Wray, Lesley (2006). Women engineers in Britain, 1945-2000. PhD thesis The Open University.

DOI: https://doi.org/10.21954/ou.ro.0000d3ba


This thesis looks at the work of women engineers in the period 1945-2000. Its central focus is the impact gender had on the likelihood of a woman making such a career choice, on the training to become an engineer and on women's lived experiences in the work place. It discusses the impact of the equality legislation and considers the effect that the characterisation of engineering as a male profession had on the numbers of women in engineering and on their treatment.

The thesis approaches these subjects through a study of the experiences of a group of women engineers. Their life histories are set against the social and economic changes that occurred over the period. It encompasses both women who were engineers at the beginning of the period and those from later generations. The use of oral history allows a rounded picture of the changing experiences of women engineers, their career expectations and the degree of success that they achieved.

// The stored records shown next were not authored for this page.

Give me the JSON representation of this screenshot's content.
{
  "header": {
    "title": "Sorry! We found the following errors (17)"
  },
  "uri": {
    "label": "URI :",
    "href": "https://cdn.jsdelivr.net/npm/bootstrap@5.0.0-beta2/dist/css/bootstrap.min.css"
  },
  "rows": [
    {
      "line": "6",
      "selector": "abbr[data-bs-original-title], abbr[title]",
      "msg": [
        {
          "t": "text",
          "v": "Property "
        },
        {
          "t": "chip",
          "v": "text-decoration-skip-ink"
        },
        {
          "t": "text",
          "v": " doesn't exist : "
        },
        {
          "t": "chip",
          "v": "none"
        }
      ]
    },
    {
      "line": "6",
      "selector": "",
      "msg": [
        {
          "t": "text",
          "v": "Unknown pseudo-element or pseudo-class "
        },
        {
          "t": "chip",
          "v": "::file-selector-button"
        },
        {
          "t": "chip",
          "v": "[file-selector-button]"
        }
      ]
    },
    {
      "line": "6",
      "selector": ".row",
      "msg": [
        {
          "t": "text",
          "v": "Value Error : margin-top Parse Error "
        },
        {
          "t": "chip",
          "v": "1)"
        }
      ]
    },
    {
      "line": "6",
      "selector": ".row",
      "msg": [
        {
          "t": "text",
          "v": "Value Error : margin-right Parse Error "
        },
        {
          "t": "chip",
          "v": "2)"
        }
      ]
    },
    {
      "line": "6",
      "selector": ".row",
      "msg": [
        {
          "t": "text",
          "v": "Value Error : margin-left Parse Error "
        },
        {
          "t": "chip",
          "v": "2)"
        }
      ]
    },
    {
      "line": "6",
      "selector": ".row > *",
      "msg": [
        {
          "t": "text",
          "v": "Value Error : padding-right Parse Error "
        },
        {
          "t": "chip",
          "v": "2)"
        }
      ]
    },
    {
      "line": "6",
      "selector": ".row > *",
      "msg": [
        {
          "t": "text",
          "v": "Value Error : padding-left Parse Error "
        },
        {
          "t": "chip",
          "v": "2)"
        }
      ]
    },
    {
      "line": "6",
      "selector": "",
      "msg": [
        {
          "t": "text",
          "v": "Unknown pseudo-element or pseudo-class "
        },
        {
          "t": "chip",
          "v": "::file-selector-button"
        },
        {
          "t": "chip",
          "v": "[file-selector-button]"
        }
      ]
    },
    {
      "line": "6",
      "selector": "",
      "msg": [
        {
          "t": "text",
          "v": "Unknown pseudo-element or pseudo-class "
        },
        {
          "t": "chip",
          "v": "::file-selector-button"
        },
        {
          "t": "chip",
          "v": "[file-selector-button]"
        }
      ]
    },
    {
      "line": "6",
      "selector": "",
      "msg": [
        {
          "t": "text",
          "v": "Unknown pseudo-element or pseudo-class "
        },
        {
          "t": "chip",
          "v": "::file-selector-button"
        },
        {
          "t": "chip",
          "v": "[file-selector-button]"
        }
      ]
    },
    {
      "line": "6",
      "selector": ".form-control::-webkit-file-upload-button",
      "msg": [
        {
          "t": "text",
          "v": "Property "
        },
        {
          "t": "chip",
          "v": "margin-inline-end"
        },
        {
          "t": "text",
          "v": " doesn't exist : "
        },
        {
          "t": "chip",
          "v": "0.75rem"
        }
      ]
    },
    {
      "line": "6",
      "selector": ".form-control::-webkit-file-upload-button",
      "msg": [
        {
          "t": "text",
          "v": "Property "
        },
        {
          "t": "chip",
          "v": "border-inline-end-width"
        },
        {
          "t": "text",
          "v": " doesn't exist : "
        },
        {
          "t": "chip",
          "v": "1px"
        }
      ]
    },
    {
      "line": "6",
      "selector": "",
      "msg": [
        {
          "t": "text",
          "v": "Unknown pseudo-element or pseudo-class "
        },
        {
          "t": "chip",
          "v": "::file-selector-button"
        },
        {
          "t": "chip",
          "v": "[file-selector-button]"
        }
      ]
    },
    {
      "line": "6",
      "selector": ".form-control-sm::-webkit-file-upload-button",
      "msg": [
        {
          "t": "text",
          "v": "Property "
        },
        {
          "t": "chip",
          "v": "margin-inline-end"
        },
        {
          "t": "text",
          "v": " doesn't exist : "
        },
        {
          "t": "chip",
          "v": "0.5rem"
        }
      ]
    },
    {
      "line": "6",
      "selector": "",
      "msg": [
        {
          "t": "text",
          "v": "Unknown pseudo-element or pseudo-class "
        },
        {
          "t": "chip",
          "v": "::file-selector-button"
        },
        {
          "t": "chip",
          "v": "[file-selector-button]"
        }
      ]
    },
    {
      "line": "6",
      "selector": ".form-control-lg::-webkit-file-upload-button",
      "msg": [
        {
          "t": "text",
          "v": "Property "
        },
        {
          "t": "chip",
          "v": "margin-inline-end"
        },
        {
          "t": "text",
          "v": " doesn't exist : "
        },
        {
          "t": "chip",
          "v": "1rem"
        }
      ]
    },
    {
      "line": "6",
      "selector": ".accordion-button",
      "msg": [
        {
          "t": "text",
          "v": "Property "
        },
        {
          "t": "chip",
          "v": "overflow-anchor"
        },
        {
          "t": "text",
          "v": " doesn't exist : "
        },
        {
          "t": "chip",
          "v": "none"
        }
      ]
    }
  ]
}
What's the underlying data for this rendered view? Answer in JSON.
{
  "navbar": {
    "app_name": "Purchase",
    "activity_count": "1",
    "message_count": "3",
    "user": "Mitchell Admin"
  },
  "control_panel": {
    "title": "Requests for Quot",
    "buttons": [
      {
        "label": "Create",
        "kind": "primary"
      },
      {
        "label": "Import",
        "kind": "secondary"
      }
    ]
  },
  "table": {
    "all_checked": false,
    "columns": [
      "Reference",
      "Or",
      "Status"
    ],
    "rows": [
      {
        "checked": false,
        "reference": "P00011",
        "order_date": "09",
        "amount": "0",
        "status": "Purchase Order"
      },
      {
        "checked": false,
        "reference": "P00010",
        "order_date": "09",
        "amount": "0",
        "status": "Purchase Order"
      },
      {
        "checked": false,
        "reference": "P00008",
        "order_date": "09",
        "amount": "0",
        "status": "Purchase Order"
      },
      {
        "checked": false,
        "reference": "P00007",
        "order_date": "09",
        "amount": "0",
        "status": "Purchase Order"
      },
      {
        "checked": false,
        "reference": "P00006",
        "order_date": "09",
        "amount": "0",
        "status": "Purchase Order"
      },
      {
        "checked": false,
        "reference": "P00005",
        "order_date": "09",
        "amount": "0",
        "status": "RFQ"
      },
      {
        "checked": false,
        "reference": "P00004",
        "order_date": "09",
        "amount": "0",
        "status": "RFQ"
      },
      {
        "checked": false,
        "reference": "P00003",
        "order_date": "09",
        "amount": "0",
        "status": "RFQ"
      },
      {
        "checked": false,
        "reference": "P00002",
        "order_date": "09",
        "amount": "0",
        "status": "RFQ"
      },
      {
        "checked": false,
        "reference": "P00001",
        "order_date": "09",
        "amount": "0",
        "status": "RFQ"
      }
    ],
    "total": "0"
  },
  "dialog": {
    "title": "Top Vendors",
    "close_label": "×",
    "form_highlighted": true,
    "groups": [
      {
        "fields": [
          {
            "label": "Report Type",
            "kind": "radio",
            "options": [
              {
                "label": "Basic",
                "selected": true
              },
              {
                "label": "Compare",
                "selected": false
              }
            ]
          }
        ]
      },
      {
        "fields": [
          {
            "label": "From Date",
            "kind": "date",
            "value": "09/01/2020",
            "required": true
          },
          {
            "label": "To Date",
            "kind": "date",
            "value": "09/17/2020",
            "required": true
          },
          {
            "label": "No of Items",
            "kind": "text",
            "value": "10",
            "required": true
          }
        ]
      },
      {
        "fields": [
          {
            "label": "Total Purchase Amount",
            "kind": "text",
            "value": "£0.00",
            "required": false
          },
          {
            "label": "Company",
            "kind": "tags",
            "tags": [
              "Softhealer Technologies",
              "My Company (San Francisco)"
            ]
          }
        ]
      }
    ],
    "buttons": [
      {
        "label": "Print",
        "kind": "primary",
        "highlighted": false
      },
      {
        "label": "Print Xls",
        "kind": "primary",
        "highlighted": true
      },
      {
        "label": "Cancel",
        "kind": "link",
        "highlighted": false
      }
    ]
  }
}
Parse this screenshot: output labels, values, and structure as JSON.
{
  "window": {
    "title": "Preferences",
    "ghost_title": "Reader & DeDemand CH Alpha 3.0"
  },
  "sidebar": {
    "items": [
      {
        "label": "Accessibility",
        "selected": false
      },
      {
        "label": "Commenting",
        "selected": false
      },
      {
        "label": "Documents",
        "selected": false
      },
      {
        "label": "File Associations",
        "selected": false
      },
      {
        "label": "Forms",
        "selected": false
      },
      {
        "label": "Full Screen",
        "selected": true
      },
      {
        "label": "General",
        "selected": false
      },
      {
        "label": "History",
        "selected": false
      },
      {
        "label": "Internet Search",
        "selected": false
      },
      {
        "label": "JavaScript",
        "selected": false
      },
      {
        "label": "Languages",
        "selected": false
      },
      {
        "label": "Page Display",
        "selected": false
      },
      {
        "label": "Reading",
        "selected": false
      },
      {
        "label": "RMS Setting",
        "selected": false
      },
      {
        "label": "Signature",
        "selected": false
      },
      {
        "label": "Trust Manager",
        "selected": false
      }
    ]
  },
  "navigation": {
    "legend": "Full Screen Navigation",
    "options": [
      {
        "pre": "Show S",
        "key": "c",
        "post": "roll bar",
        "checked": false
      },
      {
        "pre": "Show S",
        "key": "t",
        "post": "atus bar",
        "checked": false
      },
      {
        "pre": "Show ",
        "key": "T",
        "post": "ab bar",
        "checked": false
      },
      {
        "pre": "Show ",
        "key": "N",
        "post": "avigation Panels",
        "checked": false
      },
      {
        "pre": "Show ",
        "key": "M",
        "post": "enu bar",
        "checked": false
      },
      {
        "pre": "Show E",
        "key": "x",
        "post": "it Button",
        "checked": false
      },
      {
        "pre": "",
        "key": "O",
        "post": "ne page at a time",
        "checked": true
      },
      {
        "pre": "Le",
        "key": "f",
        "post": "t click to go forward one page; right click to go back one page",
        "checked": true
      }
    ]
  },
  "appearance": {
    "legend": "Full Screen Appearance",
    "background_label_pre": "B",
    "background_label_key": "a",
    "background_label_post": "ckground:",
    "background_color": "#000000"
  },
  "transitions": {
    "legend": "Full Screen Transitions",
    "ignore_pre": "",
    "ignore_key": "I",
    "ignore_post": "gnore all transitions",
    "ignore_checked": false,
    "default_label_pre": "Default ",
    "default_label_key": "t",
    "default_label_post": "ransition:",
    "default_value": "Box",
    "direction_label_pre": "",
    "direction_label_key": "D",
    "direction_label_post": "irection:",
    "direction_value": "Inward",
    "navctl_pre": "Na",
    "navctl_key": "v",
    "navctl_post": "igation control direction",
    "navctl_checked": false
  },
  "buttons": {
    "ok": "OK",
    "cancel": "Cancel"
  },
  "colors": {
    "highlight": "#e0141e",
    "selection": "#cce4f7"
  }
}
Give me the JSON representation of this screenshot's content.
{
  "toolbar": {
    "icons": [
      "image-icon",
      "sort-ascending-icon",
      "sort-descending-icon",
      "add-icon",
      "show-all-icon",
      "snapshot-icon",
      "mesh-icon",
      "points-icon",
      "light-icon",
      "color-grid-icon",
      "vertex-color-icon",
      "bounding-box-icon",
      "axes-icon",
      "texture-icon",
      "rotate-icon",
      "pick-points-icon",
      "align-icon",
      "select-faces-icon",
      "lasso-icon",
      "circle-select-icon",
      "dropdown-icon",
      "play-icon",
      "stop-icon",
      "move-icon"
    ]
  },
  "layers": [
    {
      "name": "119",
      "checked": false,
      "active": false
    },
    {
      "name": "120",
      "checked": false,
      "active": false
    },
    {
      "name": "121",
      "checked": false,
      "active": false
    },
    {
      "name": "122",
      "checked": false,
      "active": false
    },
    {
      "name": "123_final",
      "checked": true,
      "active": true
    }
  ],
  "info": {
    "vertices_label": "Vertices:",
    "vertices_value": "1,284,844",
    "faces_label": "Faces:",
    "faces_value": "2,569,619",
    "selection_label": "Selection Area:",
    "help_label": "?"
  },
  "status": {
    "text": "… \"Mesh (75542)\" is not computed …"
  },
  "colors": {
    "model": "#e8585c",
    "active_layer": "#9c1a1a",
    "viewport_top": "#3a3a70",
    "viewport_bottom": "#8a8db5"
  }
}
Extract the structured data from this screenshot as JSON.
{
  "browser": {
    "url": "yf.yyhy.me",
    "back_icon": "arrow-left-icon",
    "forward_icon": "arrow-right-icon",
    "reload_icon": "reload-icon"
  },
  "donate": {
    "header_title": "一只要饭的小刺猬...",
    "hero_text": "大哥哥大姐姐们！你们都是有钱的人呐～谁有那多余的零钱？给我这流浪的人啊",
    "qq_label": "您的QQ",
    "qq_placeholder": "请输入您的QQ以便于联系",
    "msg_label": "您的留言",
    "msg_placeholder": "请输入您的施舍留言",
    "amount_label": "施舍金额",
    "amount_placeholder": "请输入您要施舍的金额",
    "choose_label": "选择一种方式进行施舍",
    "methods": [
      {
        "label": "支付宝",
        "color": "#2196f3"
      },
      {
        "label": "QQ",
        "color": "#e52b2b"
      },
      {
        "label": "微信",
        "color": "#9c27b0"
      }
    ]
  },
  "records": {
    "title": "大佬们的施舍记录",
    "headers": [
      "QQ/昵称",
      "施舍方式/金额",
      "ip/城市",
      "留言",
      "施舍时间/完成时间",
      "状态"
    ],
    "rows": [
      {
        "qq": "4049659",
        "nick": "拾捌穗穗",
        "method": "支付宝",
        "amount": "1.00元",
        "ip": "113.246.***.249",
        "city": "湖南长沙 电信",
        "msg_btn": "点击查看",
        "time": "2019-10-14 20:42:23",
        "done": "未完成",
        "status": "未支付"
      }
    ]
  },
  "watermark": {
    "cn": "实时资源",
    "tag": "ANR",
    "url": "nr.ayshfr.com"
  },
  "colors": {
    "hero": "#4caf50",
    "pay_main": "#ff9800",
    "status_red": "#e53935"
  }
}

The thesis argues that the history of women engineers has been largely ignored. While their experiences have paralleled that of women in other careers, the continued overwhelming dominance of the profession by men has resulted in a number of assumptions regarding discrimination and harassment that remain unproven. It demonstrates that the social stereotyping of engineering discourages many women from considering the career, thus perpetuating both gender inequality and the myth that women are unwelcome in the career.